Şeytan’ın Günlüğü, Leonid Andreyev‘in unutulmaz eserlerinden birisi. Türkiye İş Bankası Kültür Yayınları’nın Modern Klasikler Dizisi’nin 121. Kitabı. İnsanın şeytana pabucunu nasıl ters giydirdiğini anlatan bu trajikomik olaya gelin daha yakından bir göz atalım.
Her şey, bulunduğu yerde insanları yöneten(!) şeytanın canı sıkıldığı için dünyaya inmesiyle başlar. Şeytan, yanına aldığı yardımcısıyla birlikte yeryüzüne inerek insan suretine bürünecek daha sonra da oyunlar oynayıp zaten sefil insanoğlunu daha da sefil bir konuma getirecektir. Bunun için bir Amerikalı milyarder olan Henry Wandergood’un aciz bedenini seçer. Tam bir yardımsever olan Wandergood ve yardımcısı Toppi, Amerika’dan Roma’ya giderken talihsiz bir kaza geçirirler. Bunu fırsat bilen şeytan ve yardımcısı, Wandergood ve Toppi’nin bedenini kendileri için seçer. Başlarda şeytan, Wandergood’un bedenine alışmakta zorlanır, bu dar beden şeytan için bir hapishaneden başka bir şey değildir. Yardımcı iblis ise Toppi’nin dindar bedenine alışmakta hiç zorluk çekmeyecektir hatta neredeyse eskiden bir iblis olduğunu unutma noktasına gelir.

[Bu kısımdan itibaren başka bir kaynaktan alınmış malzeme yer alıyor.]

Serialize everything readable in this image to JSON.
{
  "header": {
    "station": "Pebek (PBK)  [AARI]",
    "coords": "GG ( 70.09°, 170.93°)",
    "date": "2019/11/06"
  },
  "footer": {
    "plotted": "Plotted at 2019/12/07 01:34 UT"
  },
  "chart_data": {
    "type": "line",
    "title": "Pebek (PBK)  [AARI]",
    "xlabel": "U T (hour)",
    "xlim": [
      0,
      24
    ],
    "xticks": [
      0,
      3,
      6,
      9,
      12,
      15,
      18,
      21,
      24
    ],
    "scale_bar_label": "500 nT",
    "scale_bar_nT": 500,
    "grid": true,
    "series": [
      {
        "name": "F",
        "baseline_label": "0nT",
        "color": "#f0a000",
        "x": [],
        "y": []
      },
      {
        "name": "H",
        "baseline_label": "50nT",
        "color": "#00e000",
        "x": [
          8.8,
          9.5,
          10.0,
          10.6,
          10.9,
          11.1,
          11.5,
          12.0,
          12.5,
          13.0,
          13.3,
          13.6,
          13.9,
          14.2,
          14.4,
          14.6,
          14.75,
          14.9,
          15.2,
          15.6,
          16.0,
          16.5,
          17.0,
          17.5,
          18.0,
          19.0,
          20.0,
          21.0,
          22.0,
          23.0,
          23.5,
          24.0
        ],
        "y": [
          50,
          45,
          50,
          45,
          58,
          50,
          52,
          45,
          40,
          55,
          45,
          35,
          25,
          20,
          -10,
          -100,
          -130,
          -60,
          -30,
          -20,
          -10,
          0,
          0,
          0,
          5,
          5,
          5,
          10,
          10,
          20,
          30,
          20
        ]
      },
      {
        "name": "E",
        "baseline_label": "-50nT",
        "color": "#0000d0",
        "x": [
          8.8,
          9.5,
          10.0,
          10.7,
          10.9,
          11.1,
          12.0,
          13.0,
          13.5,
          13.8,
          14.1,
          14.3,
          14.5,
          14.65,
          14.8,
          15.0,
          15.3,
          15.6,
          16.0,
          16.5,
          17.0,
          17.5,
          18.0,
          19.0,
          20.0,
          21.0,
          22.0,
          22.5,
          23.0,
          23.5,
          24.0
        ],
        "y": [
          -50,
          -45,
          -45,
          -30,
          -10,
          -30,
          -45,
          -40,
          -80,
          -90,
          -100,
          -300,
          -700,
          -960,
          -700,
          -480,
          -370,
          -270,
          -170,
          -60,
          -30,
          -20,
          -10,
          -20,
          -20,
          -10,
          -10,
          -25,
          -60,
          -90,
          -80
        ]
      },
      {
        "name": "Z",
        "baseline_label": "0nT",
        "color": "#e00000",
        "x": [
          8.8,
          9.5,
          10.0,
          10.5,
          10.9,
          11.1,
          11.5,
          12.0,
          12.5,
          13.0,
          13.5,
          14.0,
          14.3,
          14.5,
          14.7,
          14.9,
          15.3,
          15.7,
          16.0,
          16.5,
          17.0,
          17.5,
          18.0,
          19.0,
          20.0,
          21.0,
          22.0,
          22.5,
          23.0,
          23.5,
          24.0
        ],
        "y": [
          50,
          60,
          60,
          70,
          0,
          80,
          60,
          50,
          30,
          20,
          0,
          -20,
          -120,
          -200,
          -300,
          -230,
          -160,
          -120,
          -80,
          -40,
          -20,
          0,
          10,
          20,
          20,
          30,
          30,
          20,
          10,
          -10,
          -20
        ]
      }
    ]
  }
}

Şeytanın yeni bedenini oluşturan Wandergood’un yolu Magnus ve kızı Maria ile kesişir. Magnus’un tam bir düzenbaz olduğunu fark eder ancak Meryem Ana’ya benzettiği Maria’ya karşı koyamaz. Böyle ilahi bir güzelliğe önce sahip olmak isteyen şeytan, daha sonra kendi ruhunu büyük bir aşkla Maria’ya teslim edecektir. Oyunlar oynamak için yeryüzüne inen şeytan da aşktan nasibini alanlar arasına girecektir. Başlarda Magnus’u oyuna getirmeye çalışan Wandergood, daha sonra tüm parasını teslim eder çünkü artık tek isteği ilahi güzellikteki Maria’yı alıp gitmektir. Bunun üzerine her şey Magnus’un istediği gibi ilerlerken olayların tam da kopma noktasına geldiği yer Magnus’un şeytanın tahtına sahip olmak istemesidir. Wandergood her ne kadar buna izin vermeyeceğini söylese de sıradan bir insanoğlu tarafından oyuna getirilen şeytan olduğuna yönelik olaylar tüm inancı ortadan kaldırırken şeytanı da utanç içine düşürecektir. Zira insanoğlu, oyun isteyen şeytana en olağanüstü gösteriyi sunacaktır.
İlahi güçler, iblisler, melekler ve diğer tüm olağanüstü olaylar yıllar boyu yazarlar için vazgeçilmez birer konuk olmuştur kitaplara. Kimi yazarlar görüş alanımıza girmeyen bu varlıkları kendileri betimlemeyi seçerken kimi yazarlar ise okurun hayal gücüne bırakmıştır. Andreyev ise okurlarına bu noktada bambaşka bir fırsat sunuyor. Günlüğü yazan şeytan, okurlara birkaç betimleme yaptıktan sonra tasavvurun geri kalanını okurun hayal gücüne bırakıyor. Üstelik bunu yaparken de hiç sıkıcı olmayan yazar kitapta yalnızca tek bir yerde tekdüzeliğin hakim olmasına izin vermiş ancak okumaya devam edince bunun yazarın muhteşem yeteneğinin bir yansıması olduğu kolayca anlaşılıyor. Olaylar tekdüzelikten hemen sonra hiç beklenmedik bir şekilde bambaşka bir yöne sapınca şeytan devreye giriyor ve bunun okurun bilincini açık tutmak için yazdığını zira bu olayların hiç olmadığını dile getirerek hoş bir heyecana ve şaşkınlığa neden oluyor.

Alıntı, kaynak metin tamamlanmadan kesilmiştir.